Il Vangelo della domenica
(13 aprile 2008)
quarta domenica di Pasqua
Io sono la porta delle pecore
(Gv 10,1-10)
+ In quel tempo, Gesù disse:
«In verità, in verità io vi dico: chi non entra nel recinto delle pecore dalla porta, ma vi sale da un’altra parte, è un ladro e un brigante. Chi invece entra dalla porta, è pastore delle pecore.
Il guardiano gli apre e le pecore ascoltano la sua voce: egli chiama le sue pecore, ciascuna per nome, e le conduce fuori. E quando ha spinto fuori tutte le sue pecore, cammina davanti a esse, e le pecore lo seguono perché conoscono la sua voce. Un estraneo invece non lo seguiranno, ma fuggiranno via da lui, perché non conoscono la voce degli estranei».
Gesù disse loro questa similitudine, ma essi non capirono di che cosa parlava loro.
Allora Gesù disse loro di nuovo: «In verità, in verità io vi dico: io sono la porta delle pecore. Tutti coloro che sono venuti prima di me, sono ladri e briganti; ma le pecore non li hanno ascoltati.
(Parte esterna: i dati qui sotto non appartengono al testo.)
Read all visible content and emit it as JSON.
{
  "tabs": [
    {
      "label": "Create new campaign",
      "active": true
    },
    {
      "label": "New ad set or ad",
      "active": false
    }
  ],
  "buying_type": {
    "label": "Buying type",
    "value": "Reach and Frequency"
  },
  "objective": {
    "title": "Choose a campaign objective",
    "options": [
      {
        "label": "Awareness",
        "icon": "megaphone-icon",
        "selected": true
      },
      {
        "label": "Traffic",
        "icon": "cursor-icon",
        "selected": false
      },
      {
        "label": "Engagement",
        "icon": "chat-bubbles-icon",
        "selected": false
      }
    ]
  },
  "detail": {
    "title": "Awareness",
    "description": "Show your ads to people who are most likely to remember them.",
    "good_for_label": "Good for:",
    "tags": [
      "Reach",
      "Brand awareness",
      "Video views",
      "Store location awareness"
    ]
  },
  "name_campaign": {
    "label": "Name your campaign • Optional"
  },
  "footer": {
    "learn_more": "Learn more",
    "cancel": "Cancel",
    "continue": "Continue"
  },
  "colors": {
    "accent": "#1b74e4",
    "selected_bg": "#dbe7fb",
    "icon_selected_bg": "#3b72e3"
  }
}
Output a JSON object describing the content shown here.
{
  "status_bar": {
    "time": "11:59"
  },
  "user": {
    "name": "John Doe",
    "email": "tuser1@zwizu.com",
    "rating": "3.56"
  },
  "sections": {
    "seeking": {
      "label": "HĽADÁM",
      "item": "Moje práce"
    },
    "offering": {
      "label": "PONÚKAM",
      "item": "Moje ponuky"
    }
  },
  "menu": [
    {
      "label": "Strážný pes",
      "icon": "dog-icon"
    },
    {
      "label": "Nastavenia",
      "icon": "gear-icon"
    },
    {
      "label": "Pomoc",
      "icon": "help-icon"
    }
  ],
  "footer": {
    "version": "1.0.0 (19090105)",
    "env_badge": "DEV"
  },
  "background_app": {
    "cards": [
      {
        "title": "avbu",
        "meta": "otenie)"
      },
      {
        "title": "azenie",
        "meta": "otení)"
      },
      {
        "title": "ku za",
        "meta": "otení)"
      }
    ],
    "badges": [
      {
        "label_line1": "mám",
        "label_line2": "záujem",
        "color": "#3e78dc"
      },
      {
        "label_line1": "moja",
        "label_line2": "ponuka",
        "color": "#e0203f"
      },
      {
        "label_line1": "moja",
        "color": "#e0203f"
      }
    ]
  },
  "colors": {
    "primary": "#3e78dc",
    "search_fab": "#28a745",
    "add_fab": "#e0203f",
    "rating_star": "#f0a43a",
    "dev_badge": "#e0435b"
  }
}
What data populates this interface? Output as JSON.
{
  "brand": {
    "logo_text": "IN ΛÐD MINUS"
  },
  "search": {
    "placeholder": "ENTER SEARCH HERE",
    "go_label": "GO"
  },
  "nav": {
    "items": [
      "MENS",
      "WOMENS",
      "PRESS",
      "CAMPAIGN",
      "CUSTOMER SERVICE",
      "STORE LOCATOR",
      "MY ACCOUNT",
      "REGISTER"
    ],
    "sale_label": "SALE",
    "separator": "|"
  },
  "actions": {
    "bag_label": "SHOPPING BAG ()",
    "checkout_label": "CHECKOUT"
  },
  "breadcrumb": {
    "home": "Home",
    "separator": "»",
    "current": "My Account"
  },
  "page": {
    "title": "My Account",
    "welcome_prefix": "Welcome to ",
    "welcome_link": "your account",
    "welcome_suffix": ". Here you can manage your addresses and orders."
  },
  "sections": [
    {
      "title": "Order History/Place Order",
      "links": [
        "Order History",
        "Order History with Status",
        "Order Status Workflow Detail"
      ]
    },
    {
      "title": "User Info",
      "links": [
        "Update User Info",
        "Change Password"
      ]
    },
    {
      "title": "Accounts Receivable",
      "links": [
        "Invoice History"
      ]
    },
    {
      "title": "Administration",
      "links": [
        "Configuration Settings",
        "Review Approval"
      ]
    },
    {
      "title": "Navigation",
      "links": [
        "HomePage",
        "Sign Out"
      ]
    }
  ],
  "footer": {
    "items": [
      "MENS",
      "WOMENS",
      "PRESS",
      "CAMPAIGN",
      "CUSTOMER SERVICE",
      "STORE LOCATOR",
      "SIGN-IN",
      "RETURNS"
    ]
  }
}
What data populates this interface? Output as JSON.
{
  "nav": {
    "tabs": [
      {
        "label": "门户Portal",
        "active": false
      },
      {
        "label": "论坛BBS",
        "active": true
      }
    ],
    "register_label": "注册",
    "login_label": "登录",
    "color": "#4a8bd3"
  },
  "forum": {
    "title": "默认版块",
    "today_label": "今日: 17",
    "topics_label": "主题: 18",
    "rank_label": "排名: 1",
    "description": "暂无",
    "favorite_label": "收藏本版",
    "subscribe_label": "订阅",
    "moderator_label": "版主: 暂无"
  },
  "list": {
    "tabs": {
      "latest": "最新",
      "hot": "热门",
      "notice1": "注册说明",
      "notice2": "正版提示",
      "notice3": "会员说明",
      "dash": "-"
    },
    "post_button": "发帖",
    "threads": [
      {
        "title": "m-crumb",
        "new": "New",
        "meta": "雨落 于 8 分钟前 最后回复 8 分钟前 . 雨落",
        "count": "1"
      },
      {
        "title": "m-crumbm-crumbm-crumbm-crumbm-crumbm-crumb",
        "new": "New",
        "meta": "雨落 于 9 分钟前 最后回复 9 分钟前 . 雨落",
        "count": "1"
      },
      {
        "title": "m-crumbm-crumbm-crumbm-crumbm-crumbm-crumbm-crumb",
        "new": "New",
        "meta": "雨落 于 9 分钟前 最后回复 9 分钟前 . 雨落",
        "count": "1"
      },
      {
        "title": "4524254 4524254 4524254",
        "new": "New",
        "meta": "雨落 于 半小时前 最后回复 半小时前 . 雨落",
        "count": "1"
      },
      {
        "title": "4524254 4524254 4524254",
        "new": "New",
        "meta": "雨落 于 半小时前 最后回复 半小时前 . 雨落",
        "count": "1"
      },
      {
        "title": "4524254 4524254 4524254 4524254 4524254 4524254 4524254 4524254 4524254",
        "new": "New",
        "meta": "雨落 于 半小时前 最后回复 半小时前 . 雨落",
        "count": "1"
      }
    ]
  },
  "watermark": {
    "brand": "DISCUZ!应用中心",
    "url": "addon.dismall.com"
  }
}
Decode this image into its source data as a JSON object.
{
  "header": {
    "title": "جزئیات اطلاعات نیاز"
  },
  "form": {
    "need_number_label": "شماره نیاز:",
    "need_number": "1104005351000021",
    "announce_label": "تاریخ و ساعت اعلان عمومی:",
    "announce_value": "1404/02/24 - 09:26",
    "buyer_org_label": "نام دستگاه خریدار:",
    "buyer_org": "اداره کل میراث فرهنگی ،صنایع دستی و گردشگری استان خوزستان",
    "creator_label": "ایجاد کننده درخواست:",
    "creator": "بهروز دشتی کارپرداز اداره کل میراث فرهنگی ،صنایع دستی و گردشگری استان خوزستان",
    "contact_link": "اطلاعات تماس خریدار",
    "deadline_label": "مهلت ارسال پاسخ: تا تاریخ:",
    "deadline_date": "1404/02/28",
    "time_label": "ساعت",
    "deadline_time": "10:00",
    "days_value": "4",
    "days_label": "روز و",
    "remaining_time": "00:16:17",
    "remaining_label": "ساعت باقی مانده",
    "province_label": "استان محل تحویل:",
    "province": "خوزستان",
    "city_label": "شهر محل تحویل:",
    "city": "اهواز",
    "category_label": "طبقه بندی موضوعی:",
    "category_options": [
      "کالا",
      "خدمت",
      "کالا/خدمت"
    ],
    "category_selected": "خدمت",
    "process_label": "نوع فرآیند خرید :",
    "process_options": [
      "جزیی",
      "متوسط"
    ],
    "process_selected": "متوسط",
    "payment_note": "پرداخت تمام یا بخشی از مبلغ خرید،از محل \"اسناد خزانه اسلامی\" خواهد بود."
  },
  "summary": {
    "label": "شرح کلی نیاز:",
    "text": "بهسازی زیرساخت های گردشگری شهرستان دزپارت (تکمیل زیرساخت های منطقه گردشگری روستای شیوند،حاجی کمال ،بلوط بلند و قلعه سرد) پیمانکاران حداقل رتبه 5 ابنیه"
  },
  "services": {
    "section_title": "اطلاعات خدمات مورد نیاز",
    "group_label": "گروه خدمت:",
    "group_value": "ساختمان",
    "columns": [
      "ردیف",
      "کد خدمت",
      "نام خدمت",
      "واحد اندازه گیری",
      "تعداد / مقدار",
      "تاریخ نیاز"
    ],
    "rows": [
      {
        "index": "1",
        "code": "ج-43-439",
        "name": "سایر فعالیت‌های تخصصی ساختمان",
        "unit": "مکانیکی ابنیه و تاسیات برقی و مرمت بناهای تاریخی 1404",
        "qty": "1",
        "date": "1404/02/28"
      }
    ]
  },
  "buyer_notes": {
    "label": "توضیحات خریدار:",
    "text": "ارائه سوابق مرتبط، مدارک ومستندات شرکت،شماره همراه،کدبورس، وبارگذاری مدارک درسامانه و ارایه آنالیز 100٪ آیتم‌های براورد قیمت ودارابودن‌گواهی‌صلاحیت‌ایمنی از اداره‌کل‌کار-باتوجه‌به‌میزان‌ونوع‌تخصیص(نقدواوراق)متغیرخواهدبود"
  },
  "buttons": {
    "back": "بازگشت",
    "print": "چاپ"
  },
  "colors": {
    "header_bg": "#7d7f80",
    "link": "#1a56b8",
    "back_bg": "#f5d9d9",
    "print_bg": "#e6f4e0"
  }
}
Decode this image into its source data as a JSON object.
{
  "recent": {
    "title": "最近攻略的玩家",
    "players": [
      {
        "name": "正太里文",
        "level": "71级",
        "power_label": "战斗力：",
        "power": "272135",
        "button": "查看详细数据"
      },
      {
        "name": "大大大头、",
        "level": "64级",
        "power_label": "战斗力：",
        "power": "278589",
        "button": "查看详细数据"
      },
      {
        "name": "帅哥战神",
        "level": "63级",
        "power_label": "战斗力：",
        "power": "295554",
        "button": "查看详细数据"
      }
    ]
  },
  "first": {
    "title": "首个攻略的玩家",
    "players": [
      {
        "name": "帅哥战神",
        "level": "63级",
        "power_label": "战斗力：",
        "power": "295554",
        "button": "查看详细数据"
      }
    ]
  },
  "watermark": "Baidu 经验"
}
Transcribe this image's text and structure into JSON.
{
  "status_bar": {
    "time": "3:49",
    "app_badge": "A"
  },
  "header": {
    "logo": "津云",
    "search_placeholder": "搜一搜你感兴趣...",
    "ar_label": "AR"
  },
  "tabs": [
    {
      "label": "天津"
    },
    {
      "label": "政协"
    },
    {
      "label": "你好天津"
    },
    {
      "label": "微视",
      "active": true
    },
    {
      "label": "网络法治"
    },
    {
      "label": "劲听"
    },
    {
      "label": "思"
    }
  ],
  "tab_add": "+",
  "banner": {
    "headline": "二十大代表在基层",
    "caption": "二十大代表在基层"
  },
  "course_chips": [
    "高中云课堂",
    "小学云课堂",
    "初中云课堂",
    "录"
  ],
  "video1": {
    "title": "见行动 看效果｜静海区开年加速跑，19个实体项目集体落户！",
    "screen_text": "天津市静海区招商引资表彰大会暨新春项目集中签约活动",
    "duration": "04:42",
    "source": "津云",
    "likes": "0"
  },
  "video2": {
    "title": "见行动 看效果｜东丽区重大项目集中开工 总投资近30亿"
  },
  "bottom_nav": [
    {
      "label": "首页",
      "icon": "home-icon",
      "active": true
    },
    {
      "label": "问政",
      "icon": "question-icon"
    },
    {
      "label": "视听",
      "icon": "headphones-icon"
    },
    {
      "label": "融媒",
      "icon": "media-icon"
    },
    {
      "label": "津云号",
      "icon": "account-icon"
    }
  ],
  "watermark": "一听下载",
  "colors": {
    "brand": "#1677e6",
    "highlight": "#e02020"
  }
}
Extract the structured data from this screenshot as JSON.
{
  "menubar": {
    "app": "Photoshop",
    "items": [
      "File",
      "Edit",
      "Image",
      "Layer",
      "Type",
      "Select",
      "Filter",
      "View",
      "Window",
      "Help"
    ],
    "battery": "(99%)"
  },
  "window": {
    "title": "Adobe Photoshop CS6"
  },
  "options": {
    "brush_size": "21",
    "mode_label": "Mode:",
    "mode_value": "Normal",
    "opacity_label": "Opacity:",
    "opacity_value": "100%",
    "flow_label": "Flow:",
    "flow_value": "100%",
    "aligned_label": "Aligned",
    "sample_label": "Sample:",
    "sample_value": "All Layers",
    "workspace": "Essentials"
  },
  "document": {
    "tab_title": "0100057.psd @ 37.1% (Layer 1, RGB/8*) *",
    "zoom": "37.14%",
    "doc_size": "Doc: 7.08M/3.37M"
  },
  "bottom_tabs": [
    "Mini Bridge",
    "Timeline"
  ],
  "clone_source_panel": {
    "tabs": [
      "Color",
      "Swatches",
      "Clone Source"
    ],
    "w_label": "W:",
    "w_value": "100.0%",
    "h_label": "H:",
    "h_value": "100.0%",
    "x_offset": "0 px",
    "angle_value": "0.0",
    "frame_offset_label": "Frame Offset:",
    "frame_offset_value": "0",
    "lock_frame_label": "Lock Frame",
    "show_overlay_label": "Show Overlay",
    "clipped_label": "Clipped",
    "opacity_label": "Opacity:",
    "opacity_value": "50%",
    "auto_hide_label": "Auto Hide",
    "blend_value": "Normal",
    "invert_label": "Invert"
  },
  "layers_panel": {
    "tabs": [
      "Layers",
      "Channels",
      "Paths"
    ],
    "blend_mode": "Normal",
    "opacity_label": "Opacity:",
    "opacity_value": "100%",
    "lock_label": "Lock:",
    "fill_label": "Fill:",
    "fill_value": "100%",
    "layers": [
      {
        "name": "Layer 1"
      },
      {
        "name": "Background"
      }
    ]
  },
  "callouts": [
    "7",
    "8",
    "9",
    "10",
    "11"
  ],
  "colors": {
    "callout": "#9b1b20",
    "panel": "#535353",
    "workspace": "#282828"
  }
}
Io sono la porta: se uno entra attraverso di me, sarà salvato; entrerà e uscirà e troverà pascolo.
Il ladro non viene se non per rubare, uccidere e distruggere; io sono venuto perché abbiano la vita e l’abbiano in abbondanza».
Ci piace essere conosciuti.
Se poi chi ci conosce è, agli occhi della gente, importante, il nostro orgoglio cresce.
Ho visto persone che, chiamate in pubblico per nome da un onorevole non di rilievo, non capivano più niente dalla soddisfazione.
Poco male.
C'è un "ma", però.
Questo: siamo conosciuti per nome dal più grande di ogni uomo, da Colui che, dice la Bibbia, i cieli dei cieli non contengono.
E' Gesù.
Eppure, non muoviamo un muscolo. Non proviamo fremiti di gioia e di riconoscenza. Ma a pensarci?
Cristo conosce i nostri nomi, " chiama le pecore una per una…"
Grazie, Signore, di serbare nel tuo cuore, anche il mio nome.
Da qui, l'esigenza di un impegno. Il vangelo di Giovanni narra che "le pecore conoscono la sua voce".
Fra tante voci che somigliano al suono dolce e falso delle sirene, siamo chiamati a "conoscere la voce".
Cristo non urla, non 'ci liscia il pelo': ci parla come ad amici, e le sue parole di vita sono esigenti. Non per sacrificarci, ma per salvarci. Per darci luce nel cammino faticoso e anche tenebroso del nostro vivere, per richiamarci quando pecchiamo, per darci speranza quando temiamo di affondare nelle difficoltà personali e familiari.
Un bimbo turbato se sente la voce della mamma, la riconosce, si rasserena e sorride.
Così, per noi, se vogliamo conoscere l'umile e grande 'voce' di Gesù.
C'è un'immagine ancora nel brano evangelico di questa domenica.
Quella della porta.
"Io sono la porta delle pecore" afferma il Maestro.
Tutti sappiamo cosa significhi la porta.
Specialmente oggi, impauriti da tanti fatti e aggressioni.
Porta vuol dire sicurezza.
Anche accoglienza.
Apro la porta a chi amo, agli amici di cui mi fido.
Aprire la porta è simbolo di un aprire il cuore.
Molti di noi ricordano quel che c'è scritto su una porta della città di Siena:
"Siena ti apre il suo grande cuore" .
Cristo Signore, usando il segno della porta, vuol dirci: entra nel mio cuore, riceverai amore, riceverai vita.
E, per ricordarci tutta la sua straordinaria generosità, usa una sola parola: "abbondanza".
"Io sono venuto perché abbiano la vita, e l'abbiano in abbondanza".
Sì, lodiamo il Signore perché è buono, eterno è il suo amore.